By MEGAN CATTEL
STAFF WRITER
Last week, a New York Times article entitled “The Long Goodbye” by Alex Williams caught my eye. The expose on the growing disillusionment among writers struggling to make a living in New York City began with lines from one of my favorite Joan Didion essays, “Goodbye to All That.” Since its publication in 1967, the essay has been canonized as the original “Farewell New York” ode and is cited as an inspiration for the growing trend of personal accounts of abandoning the Big Apple.
“I am not sure that it is possible for anyone brought up in the East to appreciate entirely what New York, the idea of New York, means to those of us who came out of the West and the South,” Didion writes, capturing the romanticized vision of New York that only those who hail from afar cultivate.
“To an Eastern child, particularly a child who always has an uncle on Wall Street and who has spent several hundred Saturdays first at F.A.O. Schwarz, New York is just a city…a plausible place for people to live,” Didion explains “But to those who have come from places where no one has heard of Lester Lanin…Wall Street, Fifth Avenue and Madison Avenue were not places at all but abstractions.”
Didion, a native Californian, illustrates the journey of a stranger in a new land and the battle to come to grips with disillusionment. “New York was no mere city.

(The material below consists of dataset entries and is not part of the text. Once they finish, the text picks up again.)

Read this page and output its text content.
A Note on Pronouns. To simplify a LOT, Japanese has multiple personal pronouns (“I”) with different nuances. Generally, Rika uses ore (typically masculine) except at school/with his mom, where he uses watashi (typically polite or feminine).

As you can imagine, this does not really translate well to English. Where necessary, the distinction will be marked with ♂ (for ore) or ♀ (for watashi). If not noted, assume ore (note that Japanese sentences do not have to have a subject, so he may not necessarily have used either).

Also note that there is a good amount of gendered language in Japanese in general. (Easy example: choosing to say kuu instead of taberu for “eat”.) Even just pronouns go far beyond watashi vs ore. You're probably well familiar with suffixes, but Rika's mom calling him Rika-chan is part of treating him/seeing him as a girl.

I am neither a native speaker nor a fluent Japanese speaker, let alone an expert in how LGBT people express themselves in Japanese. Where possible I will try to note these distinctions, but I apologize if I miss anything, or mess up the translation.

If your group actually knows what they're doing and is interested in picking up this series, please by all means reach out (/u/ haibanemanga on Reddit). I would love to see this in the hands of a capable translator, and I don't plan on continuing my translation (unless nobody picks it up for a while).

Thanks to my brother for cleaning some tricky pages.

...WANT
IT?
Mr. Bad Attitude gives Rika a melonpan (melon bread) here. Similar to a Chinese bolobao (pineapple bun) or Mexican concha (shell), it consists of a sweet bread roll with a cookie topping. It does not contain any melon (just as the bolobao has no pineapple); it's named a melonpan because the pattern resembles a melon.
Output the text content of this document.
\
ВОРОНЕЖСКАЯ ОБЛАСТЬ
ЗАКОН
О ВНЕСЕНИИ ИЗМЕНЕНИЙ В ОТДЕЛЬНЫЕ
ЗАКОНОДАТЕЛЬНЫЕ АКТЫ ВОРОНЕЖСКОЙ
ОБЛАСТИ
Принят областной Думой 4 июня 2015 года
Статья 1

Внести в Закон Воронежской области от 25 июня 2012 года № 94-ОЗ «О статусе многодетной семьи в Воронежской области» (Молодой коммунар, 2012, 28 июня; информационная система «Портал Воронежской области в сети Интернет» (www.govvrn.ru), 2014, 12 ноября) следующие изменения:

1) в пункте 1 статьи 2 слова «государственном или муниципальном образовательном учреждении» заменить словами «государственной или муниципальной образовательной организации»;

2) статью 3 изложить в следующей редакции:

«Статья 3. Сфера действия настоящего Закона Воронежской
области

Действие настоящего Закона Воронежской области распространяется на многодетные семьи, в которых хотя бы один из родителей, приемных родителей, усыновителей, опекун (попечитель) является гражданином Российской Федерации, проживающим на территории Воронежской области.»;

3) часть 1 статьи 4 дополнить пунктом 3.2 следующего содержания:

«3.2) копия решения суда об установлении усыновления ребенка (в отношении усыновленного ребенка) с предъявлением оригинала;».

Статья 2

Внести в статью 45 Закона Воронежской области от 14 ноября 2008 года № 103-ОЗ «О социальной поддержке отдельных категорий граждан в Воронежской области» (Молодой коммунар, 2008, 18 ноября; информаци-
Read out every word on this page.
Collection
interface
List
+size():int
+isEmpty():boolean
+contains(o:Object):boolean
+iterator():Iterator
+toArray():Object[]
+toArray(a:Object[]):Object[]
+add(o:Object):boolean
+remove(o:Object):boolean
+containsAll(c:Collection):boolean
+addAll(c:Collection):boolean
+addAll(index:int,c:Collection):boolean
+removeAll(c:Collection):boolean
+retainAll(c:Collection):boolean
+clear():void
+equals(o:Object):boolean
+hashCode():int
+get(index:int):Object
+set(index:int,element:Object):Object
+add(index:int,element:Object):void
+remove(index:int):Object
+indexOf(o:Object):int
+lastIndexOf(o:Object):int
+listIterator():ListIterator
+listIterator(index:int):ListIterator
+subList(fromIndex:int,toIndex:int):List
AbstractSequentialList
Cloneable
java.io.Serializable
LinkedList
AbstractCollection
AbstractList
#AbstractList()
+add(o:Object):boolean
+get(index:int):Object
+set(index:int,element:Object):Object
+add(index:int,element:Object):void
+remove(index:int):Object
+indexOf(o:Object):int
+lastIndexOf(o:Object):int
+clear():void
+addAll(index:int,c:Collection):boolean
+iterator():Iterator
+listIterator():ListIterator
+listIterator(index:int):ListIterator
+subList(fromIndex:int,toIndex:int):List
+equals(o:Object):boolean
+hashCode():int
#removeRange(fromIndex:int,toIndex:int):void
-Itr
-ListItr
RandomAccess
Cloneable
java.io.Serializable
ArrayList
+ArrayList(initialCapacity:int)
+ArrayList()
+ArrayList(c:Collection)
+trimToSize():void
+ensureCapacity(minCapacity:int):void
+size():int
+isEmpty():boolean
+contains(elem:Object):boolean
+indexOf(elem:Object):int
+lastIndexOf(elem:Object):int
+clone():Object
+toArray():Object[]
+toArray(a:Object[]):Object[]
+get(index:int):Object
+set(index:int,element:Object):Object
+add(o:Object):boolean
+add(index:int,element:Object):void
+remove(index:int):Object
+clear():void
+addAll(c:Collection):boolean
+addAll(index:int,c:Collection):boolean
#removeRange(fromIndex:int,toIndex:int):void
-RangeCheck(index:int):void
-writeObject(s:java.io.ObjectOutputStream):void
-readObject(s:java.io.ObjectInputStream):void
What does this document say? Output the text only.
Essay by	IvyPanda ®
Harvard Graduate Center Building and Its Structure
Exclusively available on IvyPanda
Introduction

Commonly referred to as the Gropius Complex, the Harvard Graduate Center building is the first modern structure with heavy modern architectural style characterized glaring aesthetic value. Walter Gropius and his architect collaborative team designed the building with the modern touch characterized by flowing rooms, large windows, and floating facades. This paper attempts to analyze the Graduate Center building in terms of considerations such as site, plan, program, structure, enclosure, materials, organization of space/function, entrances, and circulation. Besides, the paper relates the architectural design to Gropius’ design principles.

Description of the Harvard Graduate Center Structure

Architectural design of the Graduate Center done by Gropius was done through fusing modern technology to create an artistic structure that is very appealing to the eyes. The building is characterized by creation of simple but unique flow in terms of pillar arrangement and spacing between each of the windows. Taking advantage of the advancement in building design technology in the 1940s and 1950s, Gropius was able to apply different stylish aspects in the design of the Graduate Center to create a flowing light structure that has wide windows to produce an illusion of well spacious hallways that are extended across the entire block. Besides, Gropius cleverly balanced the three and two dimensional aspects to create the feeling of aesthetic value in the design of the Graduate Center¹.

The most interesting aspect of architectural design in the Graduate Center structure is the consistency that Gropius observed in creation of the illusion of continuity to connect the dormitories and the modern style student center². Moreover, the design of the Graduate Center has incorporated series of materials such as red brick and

It was instead an infinitely romantic notion,” she concludes, “the shining and perishable dream itself.”
After eight years of living in Manhattan, Didion packed her bags and left for Los Angeles, where she has lived ever since.
Didion’s writing speaks to the pioneers who had deeply romanticized the legend of New York from their small towns and faraway suburbs, seeking a life of grandeur. For this reason, I find myself relating to her prose, her unflinching descriptions of loneliness and her portrayal of the city as stereotypically unfriendly. As a Floridian, I am no stranger to the overwhelming melancholy and isolation she feels in New York.
As one of those wandering outsiders, I used to have dreams of New York before arriving here. I grew up in a town called Palm Harbor, situated between St. Petersburg and Tampa (For reference: where Magic Mike and Spring Breakers were filmed.) I was in pursuit of a place with more excitement; I got more than I bargained for when I drove up Fordham Road on move-in day in the midst of Hurricane Irene, passing by the sign for Butt-Boosting Jeans.
Because of my outsider status, I often find truth within Didion’s bleak view of New York, along with the floating stereotypes of the city’s inhabitants as unfriendly. I find it paradoxical that my friends from the area often question why I left the white sands of sunny Florida for the Bronx — two places that could not be more dissimilar to each other — yet turn around to defend the superiority of New York viciously. I remember one of my past roommates trying to convince me that New York is no worse or more unfriendly than any other city in America but then I found her in our room a few days later singing along soulfully to the grim lyrics of LCD Soundsystem’s “New York, I Love You But You’re Bringing Me Down” on repeat.
I understand New York and its fast-paced lifestyle brakes for no one, yet my feelings of alienation plagued me most behind Rose Hill’s gates, making my freshman year nightmarish.
Adjustment was difficult. I struggled to make friends. I grew tired of crumbling alleyways, longing for palm trees instead. I looked into transferring, but I decided to tough it out.
“I cried in elevators and in taxis and in Chinese laundries,” Didion wrote in her “Goodbye” essay, “I had never before understood what despair meant, and I am not sure that I understand now, but I understood that year.”
I think I understood despair when I found a spitball in my hair after my second Comp II class during my first fall semester and later learned that a number of the students had come from the same New England prep school. I think I understood it when I was caught in a train delay this summer, squeezed in a crowded subway car for almost half an hour, holding heavy groceries, wishing I could just get in my car at home and drive without stopping instead of being at the mercy of the MTA. I think I understood it when a boy who lived in my freshman year dorm would take things off my desk and stick them down his pants.
I found that I was not alone in my sorrow. My friend understood it when she called her dad nearly every night her first semester, crying in the stairwell. Another friend understood it too, going home every weekend to Philadelphia for a month to escape it.
Two years later, things are a bit brighter. The freshman blues are gone. I know who to stay away from now.
On a bad day I am Didion, wanting to escape. But on a good day, I am E.B White, regarding New York with the same excitement he displays in his essay. “Here is New York.”
“There are roughly three New Yorks,” White declares, he describes the New York of the native and the New York of the commuter. “Third,” he concludes, “there is the New York of the person who was born somewhere else and came to New York in quest of something. Of these three trembling cities the greatest is the last — the city of final destination, the city that is a goal.”
Megan Cattel FCRH ’15, is an international studies major from Tampa Fla.